Accusations de harcèlement moral : des précisions importantes des juges et un rappel concernant les accusations mensongères du salarié

Dans une décision du 13 septembre 2017 (Cass. soc., 13 septembre 2017, nº 15-23.045 FP-PB) la Cour de cassation indique que le salarié qui relate des agissements de harcèlement moral ne peut pas être licencié pour ce motif et ce, à peine de nullité, sauf mauvaise foi. Mais pour pouvoir revendiquer le bénéfice de cette protection encore faut-il, que le salarié ait expressément qualifié les faits de harcèlement moral lors de leur dénonciation.

Aucun salarié ne peut être licencié « pour avoir relaté » des agissements de harcèlement moral (C. trav., art. L. 1152-2), tout licenciement fondé sur un tel motif étant atteint de nullité (C. trav., art. L. 1152-3). La protection, elle, ne cède qu’en cas de mauvaise foi du salarié, c’est-à-dire en cas de connaissance par ce dernier de la fausseté des faits qu’il dénonce (Cass. soc., 10 juin 2015, nº 13-25.554). 

Les faits :

Le 13 janvier 2011, un cadre de direction avait adressé un courriel à son employeur, l’avisant de son souhait de l’informer de vive voix du « traitement abject, déstabilisant et profondément injuste » qu’il estimait subir.

Le salarié n’a pas été reçu et a été licencié pour faute grave pour avoir procédé à un remboursement précipité d’avances qu’il s’était octroyées et pour avoir « essayé, pour détourner l’attention, de créer l’illusion d’une brimade » en proférant, par courriel du 13 janvier, des accusations diffamatoires et injustifiées, constitutives d’un abus de la liberté d’expression.

Décision :

Alors que la cour d’appel avait conclu à la nullité du licenciement au motif que le courriel de dénonciation visait implicitement des agissements de harcèlement moral, la Cour de cassation a censuré cette décision des juges du fond dans la mesure où « le salarié n’avait pas dénoncé des faits qualifiés par lui d’agissements de harcèlement moral ».

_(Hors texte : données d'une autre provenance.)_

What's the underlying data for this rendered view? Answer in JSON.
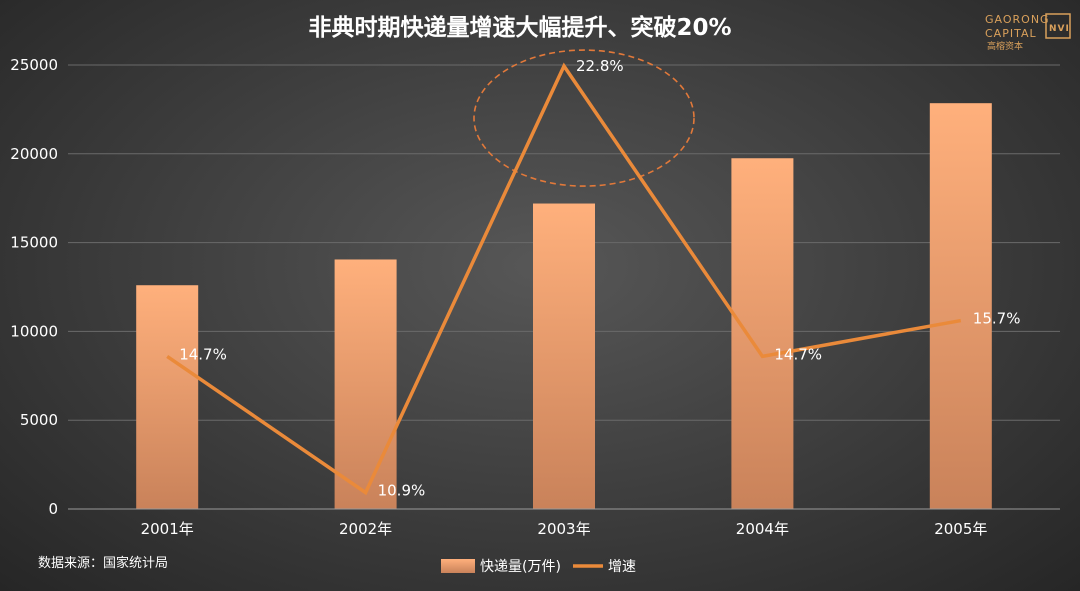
{
  "colors": {
    "bar_top": "#ffb07c",
    "bar_bottom": "#c9825a",
    "line": "#ea8a3a",
    "ellipse": "#e2793a",
    "text": "#ffffff",
    "grid": "#6a6a6a",
    "logo": "#d9a05b"
  },
  "logo": {
    "line1": "GAORONG",
    "line2": "CAPITAL",
    "cn": "高榕资本",
    "mark": "NVI"
  },
  "source": "数据来源：国家统计局",
  "chart_data": {
    "type": "bar",
    "title": "非典时期快递量增速大幅提升、突破20%",
    "categories": [
      "2001年",
      "2002年",
      "2003年",
      "2004年",
      "2005年"
    ],
    "ylim": [
      0,
      25000
    ],
    "yticks": [
      "0",
      "5000",
      "10000",
      "15000",
      "20000",
      "25000"
    ],
    "grid": true,
    "legend_position": "bottom",
    "series": [
      {
        "name": "快递量(万件)",
        "type": "bar",
        "values": [
          12600,
          14050,
          17200,
          19750,
          22850
        ]
      },
      {
        "name": "增速",
        "type": "line",
        "values": [
          14.7,
          10.9,
          22.8,
          14.7,
          15.7
        ],
        "labels": [
          "14.7%",
          "10.9%",
          "22.8%",
          "14.7%",
          "15.7%"
        ]
      }
    ],
    "annotations": [
      {
        "type": "dashed-ellipse",
        "target": "2003年"
      }
    ]
  }
}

Les dispositions frappant de nullité le licenciement prononcé pour avoir relaté des agissements de harcèlement moral s’appliquent donc strictement et ne bénéficient pas au salarié qui a dénoncé des faits sans référence littérale à la qualification juridique de harcèlement moral.

Conclusion : pour bénéficier de la protection la lettre de dénonciation du salarié doit viser les mots « harcèlement moral ».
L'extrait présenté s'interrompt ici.